At Wise, we have already demonstrated the benefits of expanded access. Wise was the first non-bank to directly connect with the Bank of England’s Faster Payment System in 2018. Once granted, we immediately lowered fees for those customers by 20 per cent and increased the average payment speed from 15 minutes to less than 20 seconds. The UK’s Faster Payment System is a great example of the Real-Time Rail system and non-bank access working together in practice. When access was granted more broadly, the total number of Faster Payment System participants went from primarily banks (18) to several fintechs (33). It resulted in increased competition, consumer adoption and ultimately lower costs.
But this goes beyond cost and speed. It also speaks to stability. With the growth of newer entrants and fintech scale-ups in financially challenging times, the systemic risk to the financial system is higher when direct access is not available to payments companies. Payment companies are clustered around a limited number of banks able to provide an indirect link to the payment system. This means that if one of those banks wobbles, all the payment companies depending on that bank for access wobble, too. That’s why direct access should be democratized while applying risk-based, objective criteria.
Amendments to the Canadian Payments Act will be necessary for this change, and that was not included in the last two federal budgets. Even with those amendments in place, direct access likely won’t be granted to payments companies until after the Bank of Canada’s supervision of payments under the Retail Payment Activities Act begins, which likely means 2024 or 2025.
Open banking has been one of the most talked-about initiatives of Canada’s payments modernization.

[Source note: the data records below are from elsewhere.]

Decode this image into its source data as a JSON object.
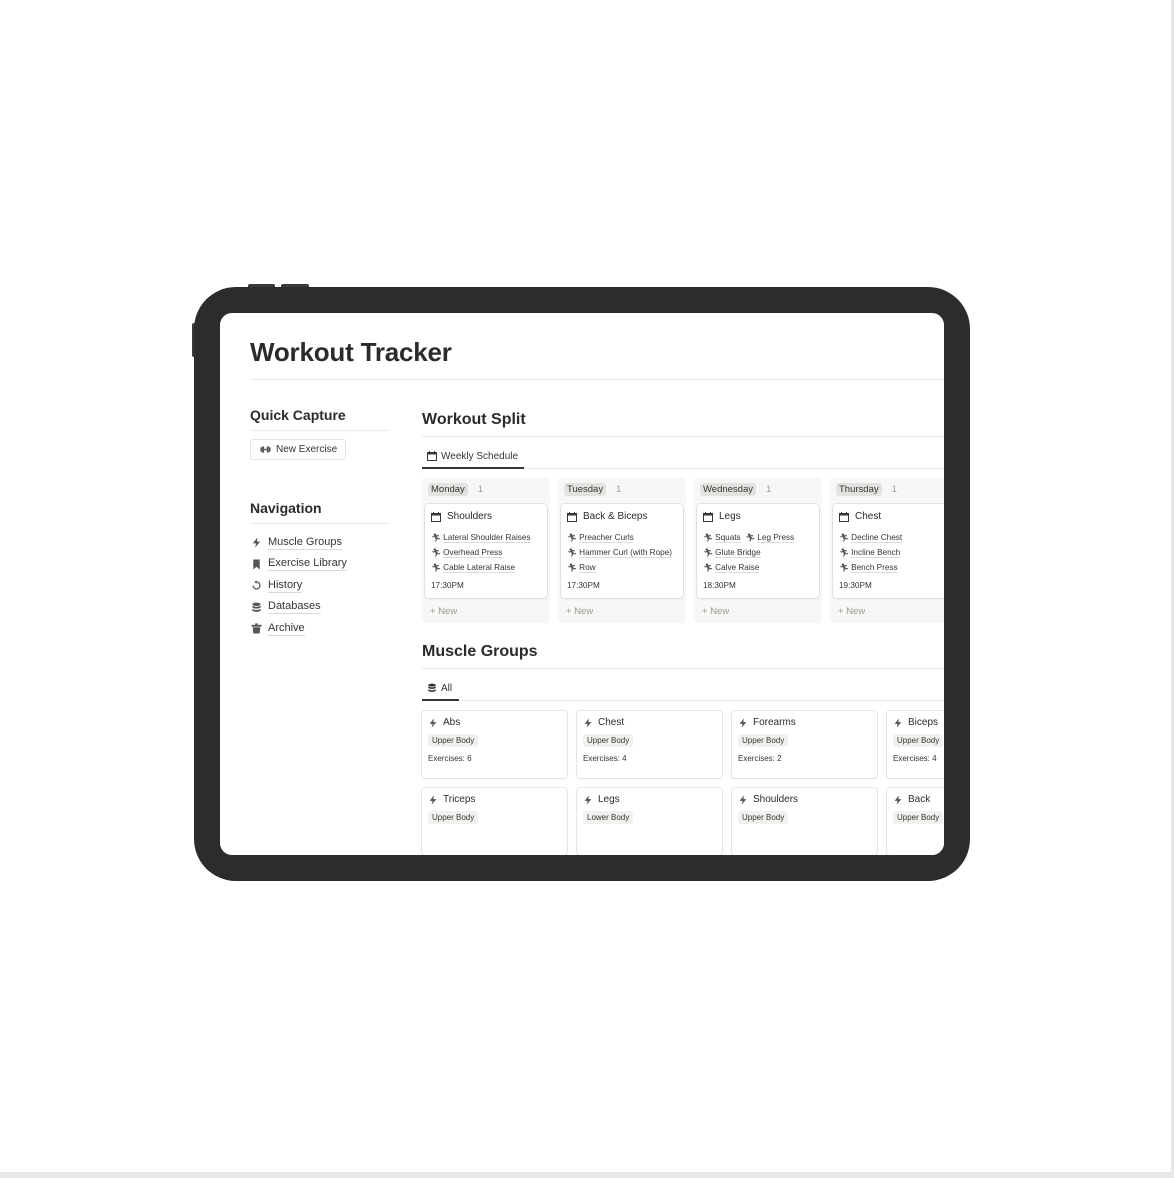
{
  "page": {
    "title": "Workout Tracker"
  },
  "sidebar": {
    "quick_capture": {
      "heading": "Quick Capture",
      "button_label": "New Exercise",
      "button_icon": "dumbbell-icon"
    },
    "navigation": {
      "heading": "Navigation",
      "items": [
        {
          "label": "Muscle Groups",
          "icon": "bolt-icon"
        },
        {
          "label": "Exercise Library",
          "icon": "bookmark-icon"
        },
        {
          "label": "History",
          "icon": "history-icon"
        },
        {
          "label": "Databases",
          "icon": "database-icon"
        },
        {
          "label": "Archive",
          "icon": "trash-icon"
        }
      ]
    }
  },
  "workout_split": {
    "heading": "Workout Split",
    "tab": {
      "label": "Weekly Schedule",
      "icon": "calendar-icon"
    },
    "new_label": "+ New",
    "columns": [
      {
        "day": "Monday",
        "count": "1",
        "card": {
          "title": "Shoulders",
          "exercises": [
            "Lateral Shoulder Raises",
            "Overhead Press",
            "Cable Lateral Raise"
          ],
          "time": "17:30PM"
        }
      },
      {
        "day": "Tuesday",
        "count": "1",
        "card": {
          "title": "Back & Biceps",
          "exercises": [
            "Preacher Curls",
            "Hammer Curl (with Rope)",
            "Row"
          ],
          "time": "17:30PM"
        }
      },
      {
        "day": "Wednesday",
        "count": "1",
        "card": {
          "title": "Legs",
          "exercises": [
            "Squats",
            "Leg Press",
            "Glute Bridge",
            "Calve Raise"
          ],
          "time": "18:30PM"
        }
      },
      {
        "day": "Thursday",
        "count": "1",
        "card": {
          "title": "Chest",
          "exercises": [
            "Decline Chest",
            "Incline Bench",
            "Bench Press"
          ],
          "time": "19:30PM"
        }
      }
    ]
  },
  "muscle_groups": {
    "heading": "Muscle Groups",
    "tab": {
      "label": "All",
      "icon": "database-icon"
    },
    "cards": [
      {
        "name": "Abs",
        "tag": "Upper Body",
        "exercises": "Exercises: 6"
      },
      {
        "name": "Chest",
        "tag": "Upper Body",
        "exercises": "Exercises: 4"
      },
      {
        "name": "Forearms",
        "tag": "Upper Body",
        "exercises": "Exercises: 2"
      },
      {
        "name": "Biceps",
        "tag": "Upper Body",
        "exercises": "Exercises: 4"
      },
      {
        "name": "Triceps",
        "tag": "Upper Body",
        "exercises": ""
      },
      {
        "name": "Legs",
        "tag": "Lower Body",
        "exercises": ""
      },
      {
        "name": "Shoulders",
        "tag": "Upper Body",
        "exercises": ""
      },
      {
        "name": "Back",
        "tag": "Upper Body",
        "exercises": ""
      }
    ]
  },
  "colors": {
    "device_frame": "#2c2c2c",
    "text": "#37352f",
    "tag_bg": "#f1f1ef",
    "column_bg": "#f7f7f5",
    "day_tag_bg": "#e3e2e0"
  }
}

It will give consumers the right to their own financial data in a secure manner, so that they can make better financial decisions and utilize new products, such as budgeting tools.
In March 2022, former PwC director Abraham Tachjian was appointed as Canada’s open banking lead by the federal government and tasked with the development of the open banking framework. Canada is now consulting with the industry, regulators and consumer representatives.
Notably, open banking as a way-to-pay can become a cheaper alternative to traditional payment methods such as credit and debit cards, delivering more competition in payment methods for Canadians and ultimately driving costs down.
These four initiatives have the power to fix slow, opaque and costly financial services – specifically payments – and usher Canada’s payments infrastructure into the present and future. Without them, Canada will be stuck in the era of payments past to the detriment of its consumers and businesses.